Here are two buy calls for next 2-3 weeks:
IndusInd Bank: Buy | LTP: Rs 967.15 | Stop-Loss: Rs 935 | Target: Rs 1,027 | Return: 6 percent
The prices were trading in an ascending triangle formation for the past more than two months and have formed a trendline resistance at Rs 900 levels.
IndusInd Bank has broken out of an ascending triangle pattern at Rs 975 levels on February 2 and the prices have registered a decisive breakout that suggests a change in the trend from sideways to upside. From the last four trading sessions, prices have given a throwback near its trendline support, which is placed near Rs 900 levels.
Stock is trading above its 21, & 50-day exponential moving averages on the daily time frame, which is positive for the prices in the near term.
The MACD (moving average convergence divergence) indicator is reading above its centerline with a positive crossover above its signal line. Momentum oscillator RSI (14) (relative strength index) is reading in a higher high higher low formation near 60 levels which indicates positive momentum will like to continue ahead.
Windlas Biotech: Buy | LTP: Rs 286.55 | Stop-Loss: Rs 272 | Target: Rs 310 | Return: 8 percent
The prices were trading in a lower high lower low formation since past six months and have formed a consolidation rectangle pattern and prices are trading within the range of Rs 255 – 275 levels from last two months.
Windlas Biotech has broken out of a rectangle pattern at Rs 286 levels on February 9 and the prices have registered a decisive breakout that suggests a change in the trend from sideways to upside.
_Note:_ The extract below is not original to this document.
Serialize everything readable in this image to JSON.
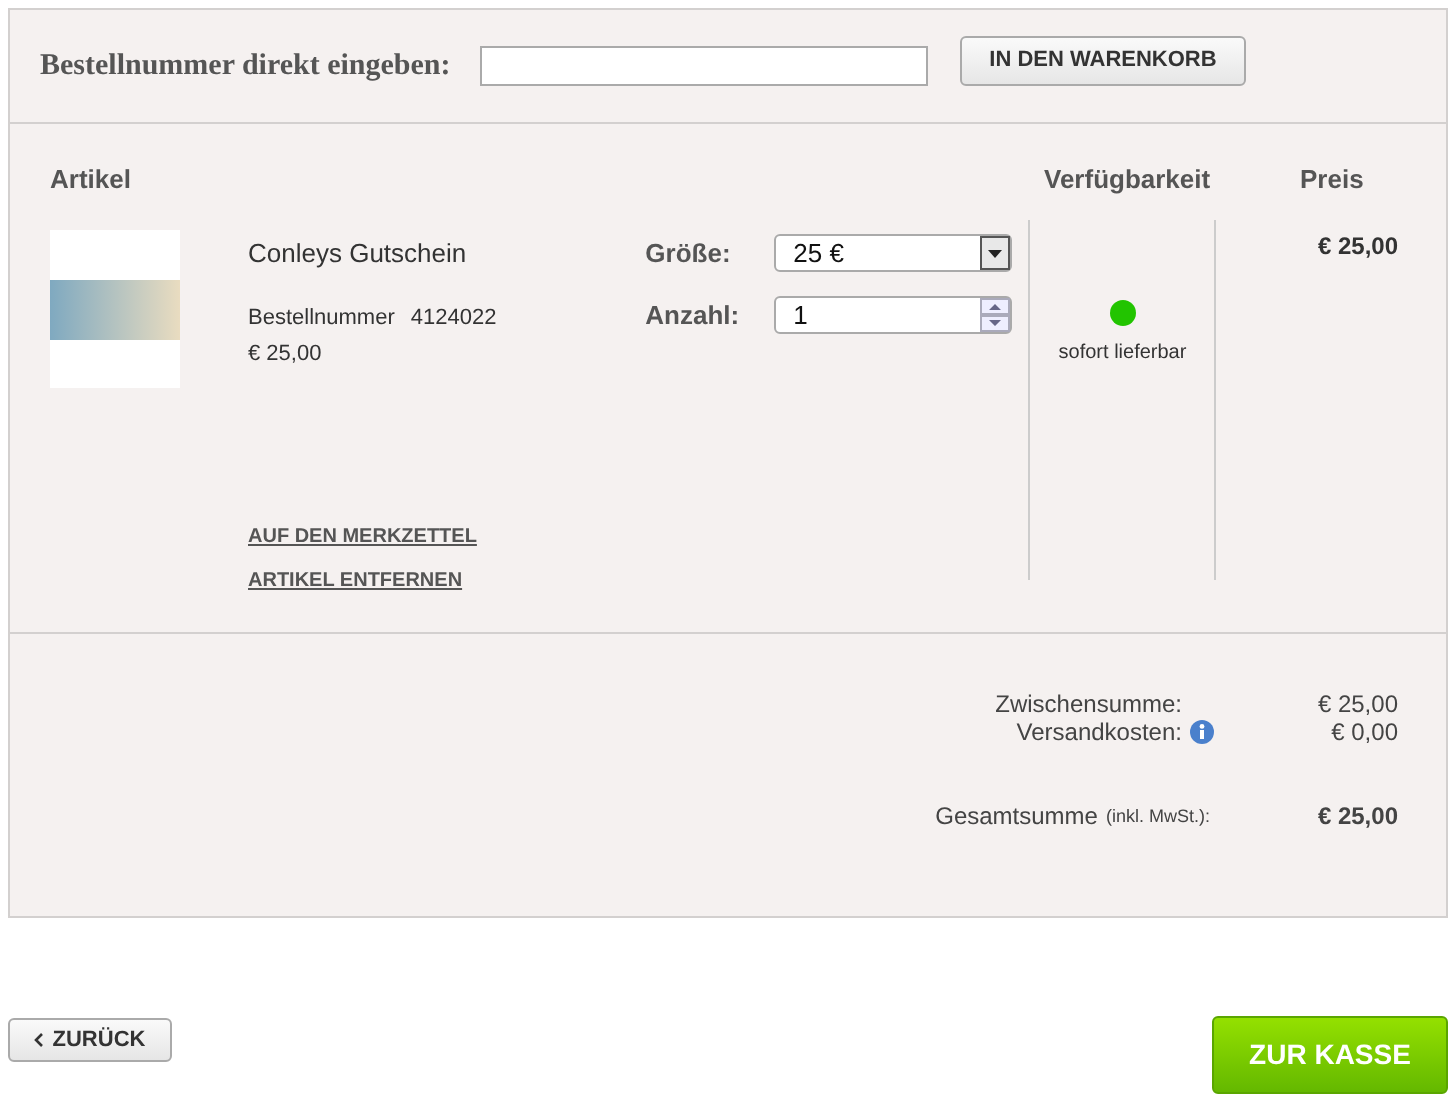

The stock is trading above its 21, & 50-day exponential moving averages on the daily time frame, which is positive for the prices in the near term. The prices seem to complete its accumulation phrase and prices may resume its uptrend soon.
The MACD indicator is reading above its centerline with a positive crossover above its signal line. Momentum oscillator RSI (14) is reading above 60 levels which indicates positive momentum will like to continue ahead.
Disclaimer: The views and investment tips expressed by investment experts on Moneycontrol.com are their own and not those of the website or its management. Moneycontrol.com advises users to check with certified experts before taking any investment decisions.